Но мне-то какое до этого дело?!

Старая сука верна себе, гоняет девчонок, даже не поднимаясь с барской высокой кровати, недовольна в принципе всем, утром затребовала себе категорически запрещенную яичницу-глазунью и трубно кричала, отвергая предлагаемые ей крутые, всмятку и остальные возможные яйца.

Перемены в ее внешности произошли, мне кажется, минимальные, разве что сильно исхудала, в результате лечения полностью облысела и лишилась ресниц и бровей – но это странным образом ее красит, придает утонченный, стильный и немного потусторонний вид. Абсолютно голая, трогательно обнаженная, инопланетная голова на тонкой шее, задрапированной натуральным шелком, – и непременно крупные серьги, «танцующие» – так она называла их в другой жизни. «Танцующие серьги» – красиво. Натуральный шелк – тоже. Тончайшие нити, размотанный кокон бабочки Bombyx mori.

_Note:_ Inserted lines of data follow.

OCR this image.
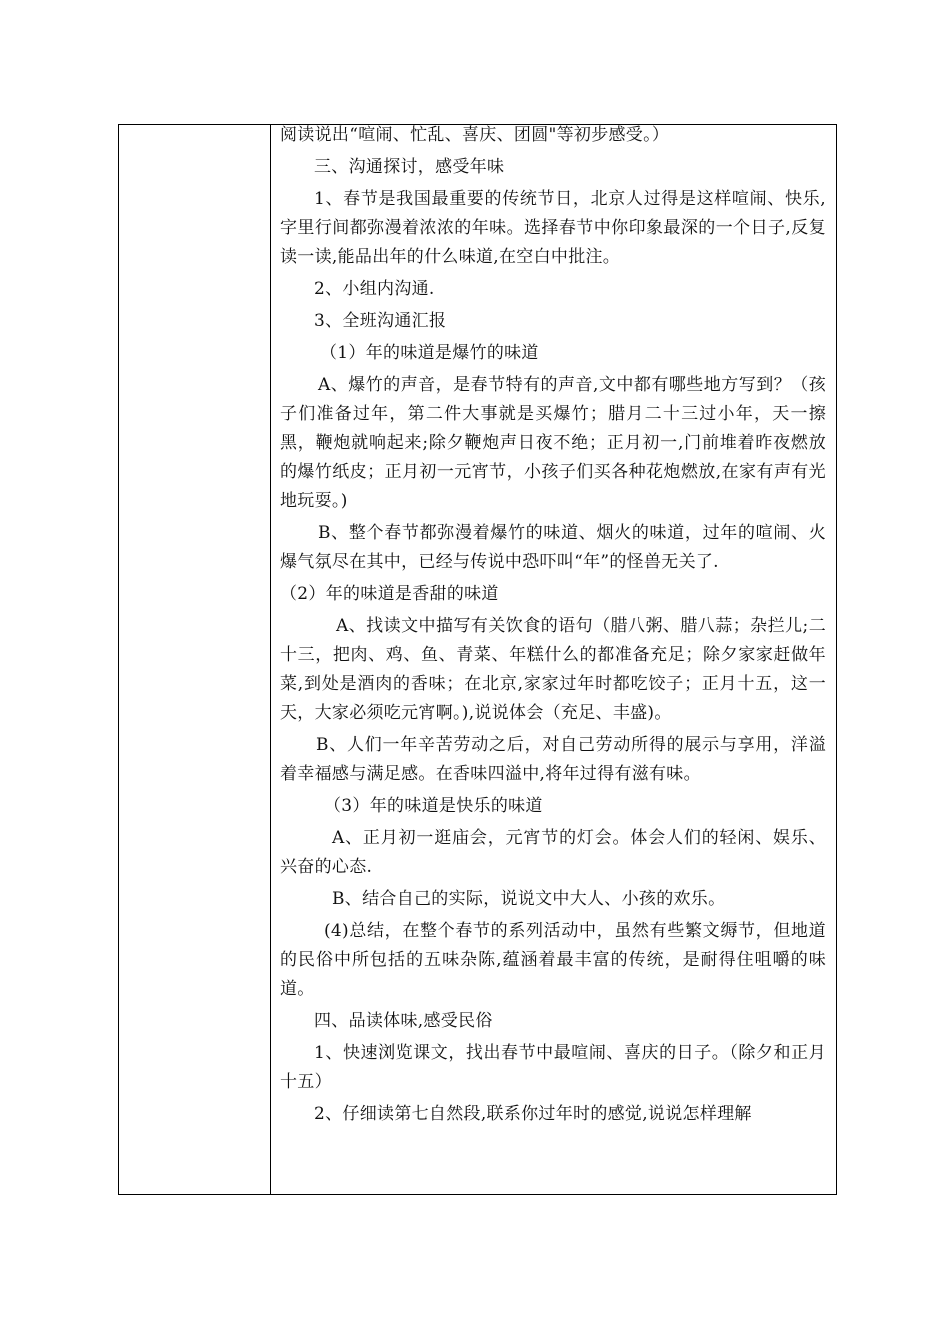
阅读说出“喧闹、忙乱、喜庆、团圆"等初步感受。）

三、沟通探讨，感受年味

1、春节是我国最重要的传统节日，北京人过得是这样喧闹、快乐,字里行间都弥漫着浓浓的年味。选择春节中你印象最深的一个日子,反复读一读,能品出年的什么味道,在空白中批注。

2、小组内沟通.

3、全班沟通汇报

（1）年的味道是爆竹的味道

A、爆竹的声音，是春节特有的声音,文中都有哪些地方写到？（孩子们准备过年，第二件大事就是买爆竹；腊月二十三过小年，天一擦黑，鞭炮就响起来;除夕鞭炮声日夜不绝；正月初一,门前堆着昨夜燃放的爆竹纸皮；正月初一元宵节，小孩子们买各种花炮燃放,在家有声有光地玩耍。)

B、整个春节都弥漫着爆竹的味道、烟火的味道，过年的喧闹、火爆气氛尽在其中，已经与传说中恐吓叫“年”的怪兽无关了.

（2）年的味道是香甜的味道

A、找读文中描写有关饮食的语句（腊八粥、腊八蒜；杂拦儿;二十三，把肉、鸡、鱼、青菜、年糕什么的都准备充足；除夕家家赶做年菜,到处是酒肉的香味；在北京,家家过年时都吃饺子；正月十五，这一天，大家必须吃元宵啊。),说说体会（充足、丰盛)。

B、人们一年辛苦劳动之后，对自己劳动所得的展示与享用，洋溢着幸福感与满足感。在香味四溢中,将年过得有滋有味。

（3）年的味道是快乐的味道

A、正月初一逛庙会，元宵节的灯会。体会人们的轻闲、娱乐、兴奋的心态.

B、结合自己的实际，说说文中大人、小孩的欢乐。

(4)总结，在整个春节的系列活动中，虽然有些繁文缛节，但地道的民俗中所包括的五味杂陈,蕴涵着最丰富的传统，是耐得住咀嚼的味道。

四、品读体味,感受民俗

1、快速浏览课文，找出春节中最喧闹、喜庆的日子。（除夕和正月十五）

2、仔细读第七自然段,联系你过年时的感觉,说说怎样理解
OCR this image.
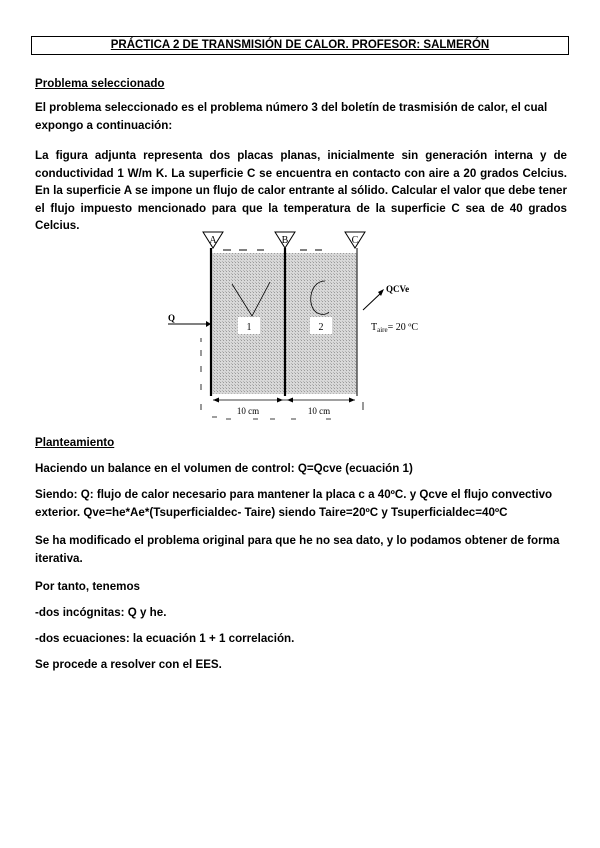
PRÁCTICA 2 DE TRANSMISIÓN DE CALOR. PROFESOR: SALMERÓN

Problema seleccionado

El problema seleccionado es el problema número 3 del boletín de trasmisión de calor, el cual expongo a continuación:

La figura adjunta representa dos placas planas, inicialmente sin generación interna y de conductividad 1 W/m K. La superficie C se encuentra en contacto con aire a 20 grados Celcius. En la superficie A se impone un flujo de calor entrante al sólido. Calcular el valor que debe tener el flujo impuesto mencionado para que la temperatura de la superficie C sea de 40 grados Celcius.

A	B	C
1	2
Q
QCVe
$T_{aire}= 20$ ºC
10 cm	10 cm

Planteamiento

Haciendo un balance en el volumen de control: Q=Qcve (ecuación 1)

Siendo: Q: flujo de calor necesario para mantener la placa c a 40ºC. y Qcve el flujo convectivo exterior. Qve=he*Ae*(Tsuperficialdec- Taire) siendo Taire=20ºC y Tsuperficialdec=40ºC

Se ha modificado el problema original para que he no sea dato, y lo podamos obtener de forma iterativa.

Por tanto, tenemos

-dos incógnitas: Q y he.

-dos ecuaciones: la ecuación 1 + 1 correlación.

Se procede a resolver con el EES.
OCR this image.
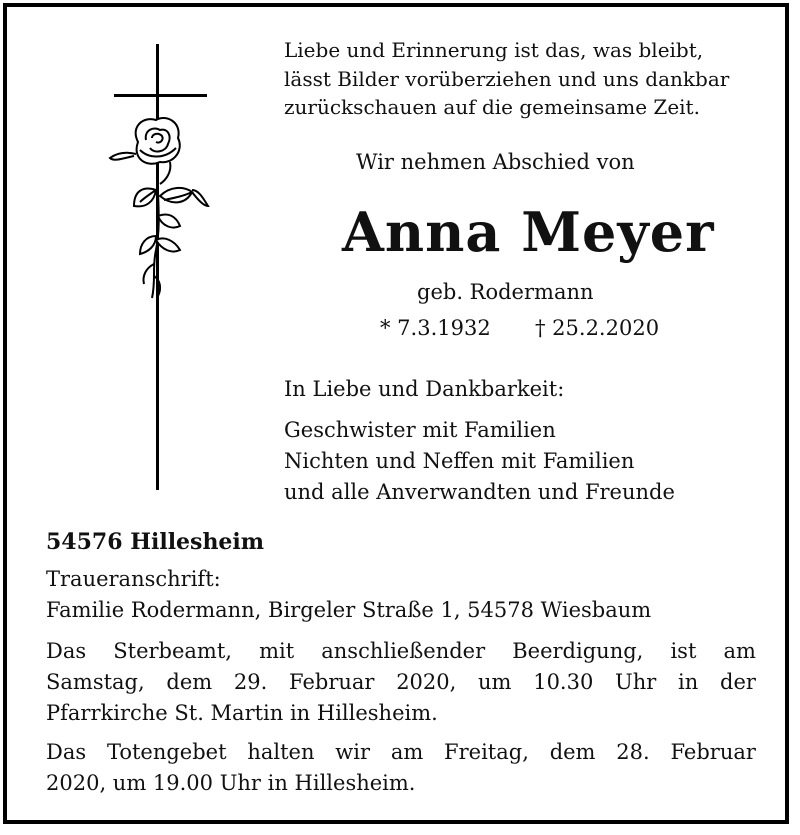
Liebe und Erinnerung ist das, was bleibt,
lässt Bilder vorüberziehen und uns dankbar
zurückschauen auf die gemeinsame Zeit.
Wir nehmen Abschied von
Anna Meyer
geb. Rodermann
* 7.3.1932 † 25.2.2020
In Liebe und Dankbarkeit:
Geschwister mit Familien
Nichten und Neffen mit Familien
und alle Anverwandten und Freunde
54576 Hillesheim
Traueranschrift:
Familie Rodermann, Birgeler Straße 1, 54578 Wiesbaum
Das Sterbeamt, mit anschließender Beerdigung, ist am
Samstag, dem 29. Februar 2020, um 10.30 Uhr in der
Pfarrkirche St. Martin in Hillesheim.
Das Totengebet halten wir am Freitag, dem 28. Februar
2020, um 19.00 Uhr in Hillesheim.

Девчонки ужасны, особенно Розка, особенно Лилька и особенно Марго.

Признаюсь, были опасения и очень серьезные, что меня узнают, опознают, покажут пальцем и завизжат.

Но тут я льщу себе, льщу – никто не помнит, никто не вспомнит забитого подростка с тусклыми негустыми волосами, растущими на юго-восток и юго-запад, выводком прыщей на легко краснеющем и ничем не приметном лице.

добавить комментарий:

Stupor 2009-06-09 11.03 am

Румпельштильцхен, а у тебя были прыщи? Да еще и выводок? бугага. Зашли фотку на поржать!

Umbra [7]7
  Тень ( лат.).


[Закрыть]
2009-06-09 11.36 am

С каждым днем мне наш «план» нравится все меньше и меньше. Я уже сильно сомневаюсь в какой-то психотерапевтической ценности для тебя всего этого. Предлагаю еще пару дней присмотреться, полюбоваться на старую немощь мадам, офигенную глупость увядающих Цветочков – и все! Все! Не надо больше ничего, давай не будем ничего, пожалуйста, это опасно, это нездорово, это разрушит тебя. И меня. Я откуда-то знаю.

RumpelstilZchen 2009-06-09 11.53 am

Все под контролем. Спасибо тебе, моя милая, что со мной и терпишь. Я не остановлюсь уже, просто не смогу.